🤖 AI Summary
This work addresses the persistent challenge of systematic position biases in loosely coupled INS/GNSS systems caused by raw GNSS measurements, which conventional model-driven smoothing approaches struggle to mitigate effectively. To this end, the authors propose BLENDS, a novel framework that integrates Bayesian learning with deep smoothing. Building upon the classical two-filter smoother, BLENDS incorporates a Transformer-based neural network within a Bayesian framework to directly refine the covariance matrix and apply additive corrections to the error states.
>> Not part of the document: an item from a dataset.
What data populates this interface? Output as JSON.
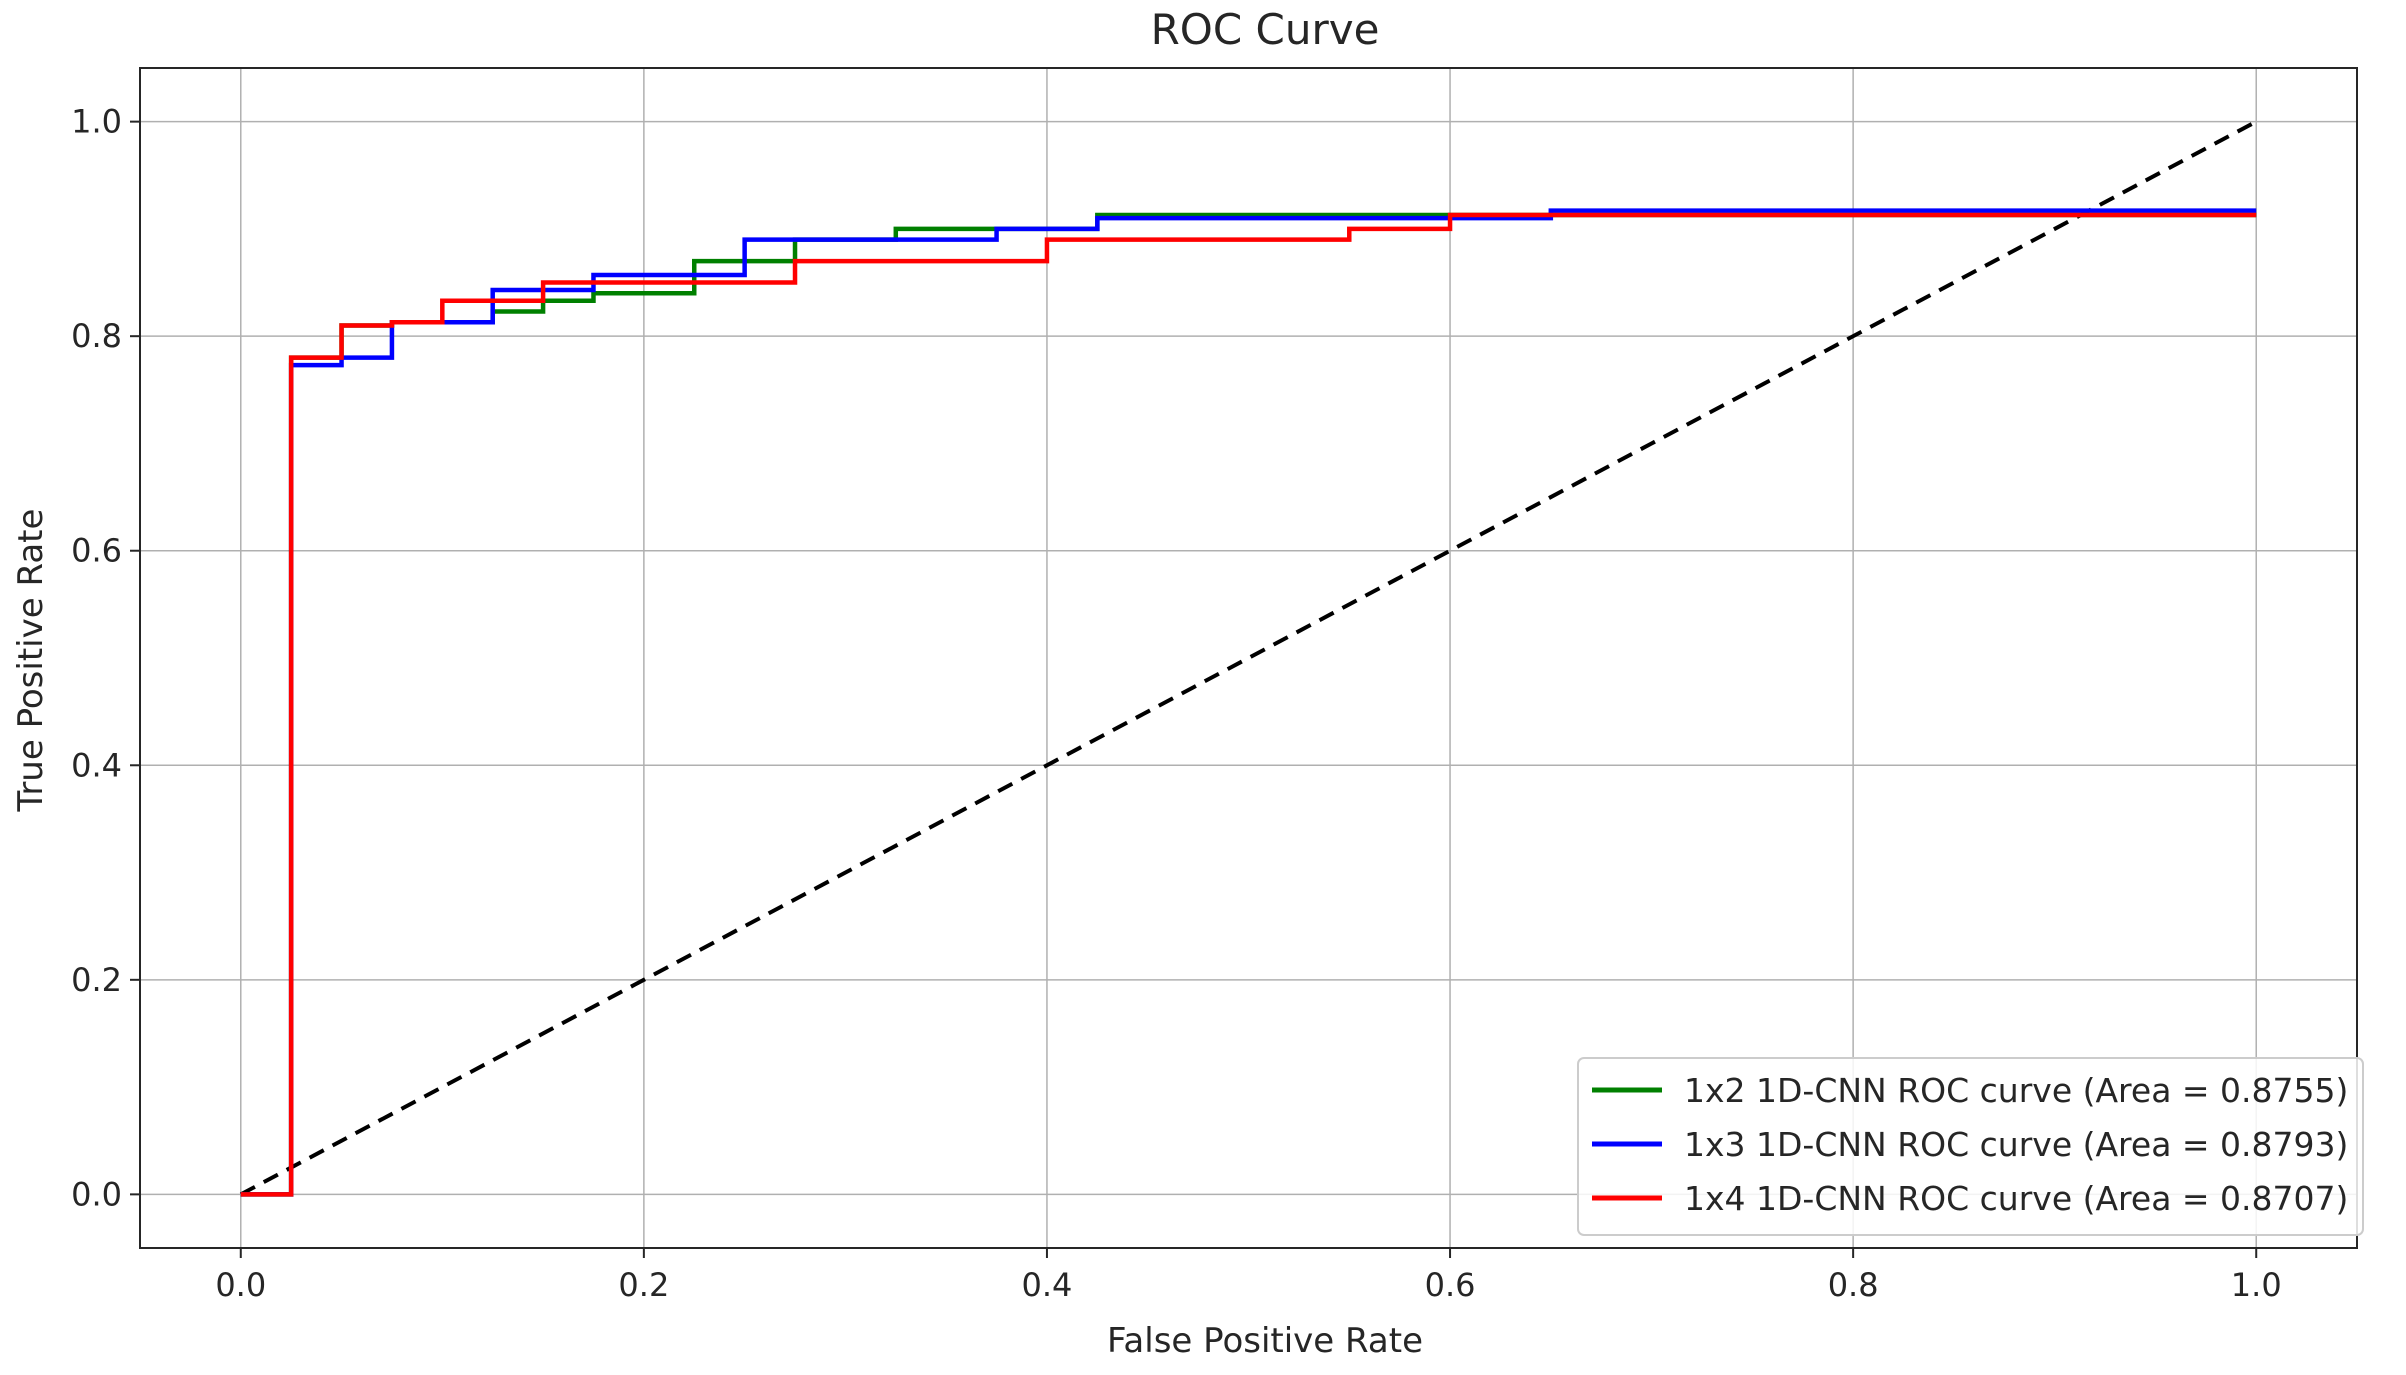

A key innovation is the design of a Bayesian-consistent loss function that jointly supervises both smoothed means and covariances, ensuring statistical consistency while pursuing minimum-variance estimation. Evaluated on real-world datasets from mobile robots and quadrotors, BLENDS achieves up to a 63% improvement in horizontal positioning accuracy over the forward EKF baseline across all unseen test trajectories.
📝 Abstract
Accurate post-processing navigation is essential for applications such as survey and mapping, where the full measurement history can be exploited to refine past state estimates. Fixed-interval smoothing algorithms represent the theoretically optimal solution under Gaussian assumptions. However, loosely coupled INS/GNSS systems fundamentally inherit the systematic position bias of raw GNSS measurements, leaving a persistent accuracy gap that model-based smoothers cannot resolve. To address this limitation, we propose BLENDS, which integrates Bayesian learning with deep smoothing to enhance navigation performance. BLENDS is a a data-driven post-processing framework that augments the classical two-filter smoother with a transformer-based neural network. It learns to modify the filter covariance matrices and apply an additive correction to the smoothed error-state directly within the Bayesian framework. A novel Bayesian-consistent loss jointly supervises the smoothed mean and covariance, enforcing minimum-variance estimates while maintaining statistical consistency. BLENDS is evaluated on two real-world datasets spanning a mobile robot and a quadrotor. Across all unseen test trajectories, BLENDS achieves horizontal position improvements of up to 63% over the baseline forward EKF.